Tra le prime misure annunciate: più presenza della Polizia stradale sui tratti extraurbani e autostradali, e una maggiore attività della Polizia locale nei centri urbani. Inoltre, si interverrà anche sugli autovelox, con una rimodulazione della loro disposizione per renderli più efficaci nei punti più critici.
Non solo comportamenti individuali: anche lo stato delle strade è finito sotto osservazione. Si è ribadita l’urgenza di migliorare la comunicazione tra enti gestori e autorità locali per intervenire rapidamente in caso di criticità e cantieri.

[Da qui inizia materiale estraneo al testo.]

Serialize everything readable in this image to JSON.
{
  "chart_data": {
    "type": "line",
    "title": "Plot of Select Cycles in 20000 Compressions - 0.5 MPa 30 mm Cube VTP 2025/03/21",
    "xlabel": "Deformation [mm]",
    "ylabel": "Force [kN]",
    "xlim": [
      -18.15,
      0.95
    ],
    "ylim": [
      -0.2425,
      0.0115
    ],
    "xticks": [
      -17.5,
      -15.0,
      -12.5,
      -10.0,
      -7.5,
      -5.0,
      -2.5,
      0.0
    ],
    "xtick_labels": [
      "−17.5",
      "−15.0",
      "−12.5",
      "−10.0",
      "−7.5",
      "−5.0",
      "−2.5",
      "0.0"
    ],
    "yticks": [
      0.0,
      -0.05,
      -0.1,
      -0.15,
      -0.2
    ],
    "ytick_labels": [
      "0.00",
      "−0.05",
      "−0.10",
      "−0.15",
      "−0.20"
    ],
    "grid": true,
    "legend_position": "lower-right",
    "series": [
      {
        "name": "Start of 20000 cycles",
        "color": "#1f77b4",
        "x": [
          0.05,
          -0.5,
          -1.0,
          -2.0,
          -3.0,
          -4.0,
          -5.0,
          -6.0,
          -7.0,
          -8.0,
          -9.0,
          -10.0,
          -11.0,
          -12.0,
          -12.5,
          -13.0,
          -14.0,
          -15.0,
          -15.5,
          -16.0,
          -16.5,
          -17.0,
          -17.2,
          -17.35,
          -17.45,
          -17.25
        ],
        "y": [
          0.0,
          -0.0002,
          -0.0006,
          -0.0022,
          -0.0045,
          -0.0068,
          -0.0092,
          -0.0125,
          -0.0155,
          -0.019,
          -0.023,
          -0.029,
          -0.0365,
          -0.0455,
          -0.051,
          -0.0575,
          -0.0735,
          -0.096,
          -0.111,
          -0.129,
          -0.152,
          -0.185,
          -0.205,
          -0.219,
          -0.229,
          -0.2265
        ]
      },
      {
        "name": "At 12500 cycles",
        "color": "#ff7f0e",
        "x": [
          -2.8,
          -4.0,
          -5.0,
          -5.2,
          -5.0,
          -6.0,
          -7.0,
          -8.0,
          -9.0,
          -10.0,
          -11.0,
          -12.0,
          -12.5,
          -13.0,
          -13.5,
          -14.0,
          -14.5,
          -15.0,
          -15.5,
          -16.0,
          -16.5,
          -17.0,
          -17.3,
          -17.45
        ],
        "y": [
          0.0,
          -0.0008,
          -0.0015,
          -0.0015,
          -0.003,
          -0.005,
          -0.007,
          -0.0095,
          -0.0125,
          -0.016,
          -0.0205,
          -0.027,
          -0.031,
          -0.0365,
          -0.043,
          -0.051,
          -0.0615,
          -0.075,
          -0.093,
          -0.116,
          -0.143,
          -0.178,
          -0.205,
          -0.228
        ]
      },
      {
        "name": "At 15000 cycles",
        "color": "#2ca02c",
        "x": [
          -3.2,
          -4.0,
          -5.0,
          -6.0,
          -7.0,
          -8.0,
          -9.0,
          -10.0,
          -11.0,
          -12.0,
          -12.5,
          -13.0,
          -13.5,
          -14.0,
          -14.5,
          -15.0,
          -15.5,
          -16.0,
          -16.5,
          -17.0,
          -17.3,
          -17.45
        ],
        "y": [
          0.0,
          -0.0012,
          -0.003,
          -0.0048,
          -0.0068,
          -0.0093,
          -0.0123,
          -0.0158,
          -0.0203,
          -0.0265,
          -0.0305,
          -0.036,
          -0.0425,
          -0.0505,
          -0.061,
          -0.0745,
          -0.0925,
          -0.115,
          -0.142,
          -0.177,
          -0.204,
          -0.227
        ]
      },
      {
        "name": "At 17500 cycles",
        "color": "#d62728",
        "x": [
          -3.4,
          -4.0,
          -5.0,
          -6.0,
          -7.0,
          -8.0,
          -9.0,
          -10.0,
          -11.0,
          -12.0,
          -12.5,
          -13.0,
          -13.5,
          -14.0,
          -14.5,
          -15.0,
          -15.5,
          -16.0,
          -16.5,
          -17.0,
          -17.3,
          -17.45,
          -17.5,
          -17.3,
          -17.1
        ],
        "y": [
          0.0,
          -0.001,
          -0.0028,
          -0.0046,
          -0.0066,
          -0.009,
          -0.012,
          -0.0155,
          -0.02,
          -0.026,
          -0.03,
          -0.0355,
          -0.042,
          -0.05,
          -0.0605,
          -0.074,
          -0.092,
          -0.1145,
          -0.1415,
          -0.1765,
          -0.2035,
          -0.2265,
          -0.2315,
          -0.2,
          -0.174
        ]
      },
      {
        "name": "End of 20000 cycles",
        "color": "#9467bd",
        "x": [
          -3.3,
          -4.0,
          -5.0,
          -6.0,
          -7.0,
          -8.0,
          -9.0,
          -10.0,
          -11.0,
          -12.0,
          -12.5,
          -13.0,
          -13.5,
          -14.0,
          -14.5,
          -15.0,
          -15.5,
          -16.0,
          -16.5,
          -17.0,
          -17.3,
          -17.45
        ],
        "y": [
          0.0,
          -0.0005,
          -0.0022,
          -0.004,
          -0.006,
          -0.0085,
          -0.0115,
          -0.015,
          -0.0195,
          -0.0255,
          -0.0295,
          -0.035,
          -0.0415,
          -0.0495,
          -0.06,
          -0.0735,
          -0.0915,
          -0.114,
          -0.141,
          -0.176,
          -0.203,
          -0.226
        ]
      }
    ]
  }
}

Infine, spazio anche alla prevenzione nelle scuole. Il Prefetto Luca Rotondi ha rilanciato l’idea di coinvolgere attivamente gli studenti: non solo con laboratori di educazione stradale, ma anche con la partecipazione diretta alle riunioni dell’Osservatorio per la sicurezza stradale. Un progetto ambizioso che mira a rendere i giovani protagonisti della cultura della guida sicura.
Un impegno congiunto, dunque, per rendere le strade bergamasche più sicure dentro e fuori i centri abitati.